El sería jesuíta como el santo italiano, vestiría la sotana de la Orden, y olvidando que había nacido rico haría acto de perpetua pobreza, entregando su fortuna a la Compañía, para que la distribuyese entre los necesitados.
Este rasgo sabía él que sublimaría toda su existencia, y le daría el verdadero carácter de santo.

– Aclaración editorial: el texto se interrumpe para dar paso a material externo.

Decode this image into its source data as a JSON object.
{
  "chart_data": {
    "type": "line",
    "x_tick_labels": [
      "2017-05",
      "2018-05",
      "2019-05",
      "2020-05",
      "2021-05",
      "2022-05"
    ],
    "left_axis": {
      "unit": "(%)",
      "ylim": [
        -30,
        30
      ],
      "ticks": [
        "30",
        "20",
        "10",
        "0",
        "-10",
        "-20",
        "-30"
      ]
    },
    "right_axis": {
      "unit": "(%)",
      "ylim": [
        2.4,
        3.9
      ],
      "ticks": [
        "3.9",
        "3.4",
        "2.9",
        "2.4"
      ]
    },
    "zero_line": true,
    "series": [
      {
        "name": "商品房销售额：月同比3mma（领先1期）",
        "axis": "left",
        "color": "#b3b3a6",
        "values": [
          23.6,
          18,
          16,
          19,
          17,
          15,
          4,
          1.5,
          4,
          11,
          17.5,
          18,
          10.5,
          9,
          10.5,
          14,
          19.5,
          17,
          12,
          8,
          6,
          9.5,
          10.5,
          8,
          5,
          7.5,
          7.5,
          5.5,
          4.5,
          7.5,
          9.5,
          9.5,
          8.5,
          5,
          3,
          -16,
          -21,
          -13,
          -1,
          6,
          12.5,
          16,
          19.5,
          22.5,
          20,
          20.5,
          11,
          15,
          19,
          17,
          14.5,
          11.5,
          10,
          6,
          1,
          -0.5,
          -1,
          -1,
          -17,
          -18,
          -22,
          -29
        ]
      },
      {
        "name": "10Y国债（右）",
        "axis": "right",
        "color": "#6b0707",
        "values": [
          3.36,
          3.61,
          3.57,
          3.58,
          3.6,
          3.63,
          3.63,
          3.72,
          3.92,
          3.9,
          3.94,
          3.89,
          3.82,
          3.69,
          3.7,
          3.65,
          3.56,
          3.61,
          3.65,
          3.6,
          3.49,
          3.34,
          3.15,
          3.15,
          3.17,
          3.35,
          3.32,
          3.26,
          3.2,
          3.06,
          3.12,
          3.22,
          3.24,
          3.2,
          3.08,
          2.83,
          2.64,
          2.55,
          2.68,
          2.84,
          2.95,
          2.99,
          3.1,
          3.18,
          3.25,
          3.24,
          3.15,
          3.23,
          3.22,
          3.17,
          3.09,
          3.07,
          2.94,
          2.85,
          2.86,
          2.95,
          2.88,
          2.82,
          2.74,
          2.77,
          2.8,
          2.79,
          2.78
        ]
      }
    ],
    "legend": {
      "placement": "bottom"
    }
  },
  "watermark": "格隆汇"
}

Muchas veces el padre Claudio había dicho en su presencia que nada era tan grato a los ojos de Dios como el sacrificio que hacen los potentados que entran en la Orden, despojándose de sus riquezas.
Cuando llegase el tiempo oportuno, cuando por la edad pudiese disponer del inmenso caudal que le correspondía como heredero de su madre, él sabría llevar a cabo tal rasgo de desprendimiento y se haría célebre en los santos fastos de la Compañía por su santidad, entregando antes todas sus riquezas al padre Claudio, para que éste fuese el administrador de los pobres.
Ricardo estaba resuelto a ser jesuíta; pero una duda cruel martirizaba su cerebro. ¿Le llamaba Dios por tal camino? ¿Merecía él, como el seráfico Luis, vestir la sotana de los hijos de San Ignacio?
Al santo Gonzaga el cielo se había dignado manifestarle que era su voluntad que entrase en la célebre Orden.
Estando en Madrid, en la Corte de Felipe II (según rezaba la vida de San Luis, escrita por el jesuíta Croisset), y cuando aún era un niño, el santo, una mañana, arrodillado ante la Virgen del “Buen Suceso”, escuchó cómo ésta le incitaba con frases cariñosas a que entrase en la Compañía.
Aquél era un elegido de Dios, ya que la celeste madre se dignaba darle consejos; pero él se tenía por un réprobo, por un ser maldito, a causa de sus pecadillos de la primera edad, ya que no escuchaba voces sobrehumanas, ni la dulzura de la Virgen venía a calmar sus terribles zozobras.
Un día notó que dos jesuítas viejos, que entre las gentes del colegio tenían renombre de sabios, a la hora del recreo, en que todos los alumnos se entregaban a los más ruidosos juegos, le contemplaban desde un ángulo del patio, con expresión marcada de lástima, y conversaban después animadamente.
Aquella misma noche vió repetirse iguales gestos en la servidumbre del colegio y en algunos de los alumnos mayores, pero el niño era tan tímido y tenía tal empeño en contrariar todos sus deseos para santificarse, que por no pecar de curioso evitó hacer la más leve pregunta.